Saat mereka mendorong tubuhku pun, aku hanya diam dan menunduk. Padahal aku tahu kalau mereka sudah sedikit menyimpang dari peraturan yang menyebutkan bahwa tidak boleh ada kekerasan fisik. Bahkan, saat aku disiram dengan air sirup, aku tetap tersenyum (meski akhirnya senyumku semakin membuat mereka menjadi-jadi).
“Dik, bangun jam berapa? Rambutnya kayak mau manggung aja. Kalau hanya mau cari pacar, kuliah aja di X—salah satu kampus swasta. Di sana baru banyak cowok cakep.”
Pernyataan itu kembali membuatku hampir mati tersedak karena menelan biji buah kesabaran. Jelas-jelas kemarin kami diinstruksikan untuk mengikat rambut menjadi tujuh belas dan tidak boleh ada yang tergerai. Lalu, salahkah aku jika menguncir rambutku hingga mirip siput? Memang dasar sirik sama aku! Rambutku sepinggang, kalau tidak dikuncir begitu bisa-bisa habis karena dibinasakan kalian.
Mengingat hari kemerdekaan, kami pun dipulangkan lebih cepat, yaitu sekitar pukul 15.00. Acara hari ini tidak terlalu menyakitkan, hanya mendengar ceramah tentang demam berdarah dari Dinas Kesehatan. Namun, bagi beberapa temanku hari ini melelahkan. Di antara mereka ada yang dipaksa memanjat pohon dan berkotek layaknya ayam, ada yang harus mengartikan Pancasila dalam bahasa daerah, ada pula yang diperintahkan menjadi bendera dan tiangnya. Bahkan, salah seorang temanku dari negeri jiran harus rela bulu dadanya dicukur. Aku hanya manusia biasa yang dibekali rasa. Melihat kelucuan ini, kadang aku juga ingin tertawa.
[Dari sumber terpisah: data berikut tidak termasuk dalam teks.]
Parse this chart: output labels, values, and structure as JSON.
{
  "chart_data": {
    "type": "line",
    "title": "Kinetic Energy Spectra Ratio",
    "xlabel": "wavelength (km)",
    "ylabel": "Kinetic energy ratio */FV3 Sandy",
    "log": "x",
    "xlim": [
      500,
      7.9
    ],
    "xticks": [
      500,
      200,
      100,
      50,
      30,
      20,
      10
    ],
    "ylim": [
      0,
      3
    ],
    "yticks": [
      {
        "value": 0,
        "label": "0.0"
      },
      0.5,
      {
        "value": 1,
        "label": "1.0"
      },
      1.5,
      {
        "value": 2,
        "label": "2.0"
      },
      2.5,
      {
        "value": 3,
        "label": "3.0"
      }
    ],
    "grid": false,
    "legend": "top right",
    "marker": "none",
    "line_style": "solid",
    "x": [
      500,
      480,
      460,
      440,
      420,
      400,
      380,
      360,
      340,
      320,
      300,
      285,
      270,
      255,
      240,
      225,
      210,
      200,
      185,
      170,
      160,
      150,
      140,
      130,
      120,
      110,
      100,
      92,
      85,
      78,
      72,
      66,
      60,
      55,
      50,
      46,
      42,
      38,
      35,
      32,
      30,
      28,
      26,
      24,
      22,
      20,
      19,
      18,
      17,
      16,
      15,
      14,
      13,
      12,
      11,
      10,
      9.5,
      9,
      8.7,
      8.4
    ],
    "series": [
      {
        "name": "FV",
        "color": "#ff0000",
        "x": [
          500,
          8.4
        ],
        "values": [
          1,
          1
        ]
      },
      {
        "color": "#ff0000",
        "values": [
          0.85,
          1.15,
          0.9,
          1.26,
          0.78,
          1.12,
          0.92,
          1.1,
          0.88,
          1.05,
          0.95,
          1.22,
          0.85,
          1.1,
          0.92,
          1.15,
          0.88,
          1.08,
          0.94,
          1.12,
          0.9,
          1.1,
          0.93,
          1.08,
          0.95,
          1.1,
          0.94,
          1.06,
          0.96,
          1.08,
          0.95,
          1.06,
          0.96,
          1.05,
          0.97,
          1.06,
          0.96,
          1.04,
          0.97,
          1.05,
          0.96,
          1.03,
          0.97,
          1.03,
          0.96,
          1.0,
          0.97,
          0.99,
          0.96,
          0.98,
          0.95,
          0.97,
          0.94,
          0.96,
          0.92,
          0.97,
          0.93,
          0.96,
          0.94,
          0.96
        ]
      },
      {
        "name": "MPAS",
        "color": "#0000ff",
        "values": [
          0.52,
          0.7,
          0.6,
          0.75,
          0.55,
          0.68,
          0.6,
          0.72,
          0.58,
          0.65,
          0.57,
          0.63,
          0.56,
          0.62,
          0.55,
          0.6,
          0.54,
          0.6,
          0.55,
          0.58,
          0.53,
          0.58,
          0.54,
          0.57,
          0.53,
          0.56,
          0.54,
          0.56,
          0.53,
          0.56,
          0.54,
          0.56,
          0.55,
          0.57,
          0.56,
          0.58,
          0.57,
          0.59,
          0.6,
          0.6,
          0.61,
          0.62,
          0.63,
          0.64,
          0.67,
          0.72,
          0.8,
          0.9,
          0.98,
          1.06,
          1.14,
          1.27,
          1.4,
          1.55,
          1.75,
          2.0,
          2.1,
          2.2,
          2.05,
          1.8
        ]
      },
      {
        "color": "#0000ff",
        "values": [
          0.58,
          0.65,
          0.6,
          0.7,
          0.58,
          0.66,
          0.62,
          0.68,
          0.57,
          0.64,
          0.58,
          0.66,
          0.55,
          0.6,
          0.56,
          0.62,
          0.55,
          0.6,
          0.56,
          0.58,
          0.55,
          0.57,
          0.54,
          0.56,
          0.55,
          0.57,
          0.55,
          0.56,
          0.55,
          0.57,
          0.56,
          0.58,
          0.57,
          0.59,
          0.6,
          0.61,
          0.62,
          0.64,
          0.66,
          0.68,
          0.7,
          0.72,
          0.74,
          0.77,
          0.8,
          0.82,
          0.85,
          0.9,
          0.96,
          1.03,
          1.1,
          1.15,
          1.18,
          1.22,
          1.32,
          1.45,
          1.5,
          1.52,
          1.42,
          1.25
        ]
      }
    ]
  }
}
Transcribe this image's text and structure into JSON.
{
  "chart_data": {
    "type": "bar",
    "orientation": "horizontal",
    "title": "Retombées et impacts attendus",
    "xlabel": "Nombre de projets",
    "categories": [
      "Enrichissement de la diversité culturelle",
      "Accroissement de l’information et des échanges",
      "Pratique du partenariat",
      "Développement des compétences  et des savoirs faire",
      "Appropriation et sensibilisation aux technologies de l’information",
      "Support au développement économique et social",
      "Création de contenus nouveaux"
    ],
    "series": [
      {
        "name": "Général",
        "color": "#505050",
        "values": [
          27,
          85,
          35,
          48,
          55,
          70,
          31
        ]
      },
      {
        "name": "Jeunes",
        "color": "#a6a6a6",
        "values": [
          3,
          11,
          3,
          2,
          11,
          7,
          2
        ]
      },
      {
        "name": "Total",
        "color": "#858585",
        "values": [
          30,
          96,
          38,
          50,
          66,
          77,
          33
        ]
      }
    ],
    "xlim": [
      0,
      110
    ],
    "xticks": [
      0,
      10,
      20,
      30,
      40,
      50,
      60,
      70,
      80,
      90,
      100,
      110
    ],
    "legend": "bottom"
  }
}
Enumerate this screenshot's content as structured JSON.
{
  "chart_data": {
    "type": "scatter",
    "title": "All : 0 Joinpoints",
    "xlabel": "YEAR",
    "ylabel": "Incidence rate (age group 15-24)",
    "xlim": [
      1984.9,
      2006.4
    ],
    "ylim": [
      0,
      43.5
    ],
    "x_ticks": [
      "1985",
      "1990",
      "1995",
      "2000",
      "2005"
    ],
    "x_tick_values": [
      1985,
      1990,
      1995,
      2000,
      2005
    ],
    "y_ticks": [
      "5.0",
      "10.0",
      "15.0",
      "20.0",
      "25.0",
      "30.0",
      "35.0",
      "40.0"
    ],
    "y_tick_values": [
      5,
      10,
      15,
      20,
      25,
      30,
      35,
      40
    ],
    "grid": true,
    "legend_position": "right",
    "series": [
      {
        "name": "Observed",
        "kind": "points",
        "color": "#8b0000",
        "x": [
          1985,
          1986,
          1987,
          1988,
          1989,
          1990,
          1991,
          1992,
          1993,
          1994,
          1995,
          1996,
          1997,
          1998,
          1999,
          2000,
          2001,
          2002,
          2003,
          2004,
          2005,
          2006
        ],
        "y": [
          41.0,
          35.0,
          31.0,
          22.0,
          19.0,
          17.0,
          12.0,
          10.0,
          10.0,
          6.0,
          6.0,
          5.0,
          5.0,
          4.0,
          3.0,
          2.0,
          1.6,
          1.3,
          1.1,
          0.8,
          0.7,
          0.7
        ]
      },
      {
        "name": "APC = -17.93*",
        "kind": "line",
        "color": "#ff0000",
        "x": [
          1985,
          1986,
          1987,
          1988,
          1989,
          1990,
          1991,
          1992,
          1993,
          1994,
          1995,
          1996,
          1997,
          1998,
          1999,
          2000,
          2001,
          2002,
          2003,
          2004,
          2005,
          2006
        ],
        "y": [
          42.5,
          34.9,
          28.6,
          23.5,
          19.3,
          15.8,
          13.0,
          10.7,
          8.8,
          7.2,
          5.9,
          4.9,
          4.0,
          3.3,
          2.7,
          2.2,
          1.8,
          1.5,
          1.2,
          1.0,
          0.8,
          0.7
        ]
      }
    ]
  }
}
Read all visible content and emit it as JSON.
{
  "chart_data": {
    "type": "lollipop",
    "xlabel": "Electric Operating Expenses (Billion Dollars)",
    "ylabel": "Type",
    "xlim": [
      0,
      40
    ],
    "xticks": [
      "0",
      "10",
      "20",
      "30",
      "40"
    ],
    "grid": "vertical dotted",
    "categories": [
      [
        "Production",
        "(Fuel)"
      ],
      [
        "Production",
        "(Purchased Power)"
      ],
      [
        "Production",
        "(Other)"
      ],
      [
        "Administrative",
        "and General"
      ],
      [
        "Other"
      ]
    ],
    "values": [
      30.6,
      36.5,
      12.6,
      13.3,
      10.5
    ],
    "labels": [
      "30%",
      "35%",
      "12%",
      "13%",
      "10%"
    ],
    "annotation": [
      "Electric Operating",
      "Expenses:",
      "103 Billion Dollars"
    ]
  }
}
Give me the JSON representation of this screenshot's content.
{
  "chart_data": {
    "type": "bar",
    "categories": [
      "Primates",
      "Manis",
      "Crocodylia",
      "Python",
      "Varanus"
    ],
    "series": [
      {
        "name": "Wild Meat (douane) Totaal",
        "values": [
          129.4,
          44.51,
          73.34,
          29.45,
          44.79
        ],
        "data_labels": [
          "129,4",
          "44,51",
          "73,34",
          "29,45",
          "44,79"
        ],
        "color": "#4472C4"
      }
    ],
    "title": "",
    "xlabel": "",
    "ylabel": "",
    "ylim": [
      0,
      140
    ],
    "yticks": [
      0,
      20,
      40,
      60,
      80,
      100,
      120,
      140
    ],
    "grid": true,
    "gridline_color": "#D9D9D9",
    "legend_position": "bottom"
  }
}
Saat masuk ke mobil, aku kembali disuguhi kekesalan lain akibat sirup merah tadi. Sirup tersebut tumpah dan membuat lengket seisi mobil. Ah, aku tidak tahu lagi harus berkata apa!
Untuk perlengkapan besok, kami diwajibkan membawa tumor kuning (jeruk kuning), cacing jantan yang diikat benang putih dan cacing betina yang diikat benang merah (untuk yang ini aku tidak mengerti karena jelas-jelas cacing adalah hermaprodit alias berkelamin ganda), sepasang kodok yang saling mencintai, tepung, pewarna, serta beberapa bahan lain.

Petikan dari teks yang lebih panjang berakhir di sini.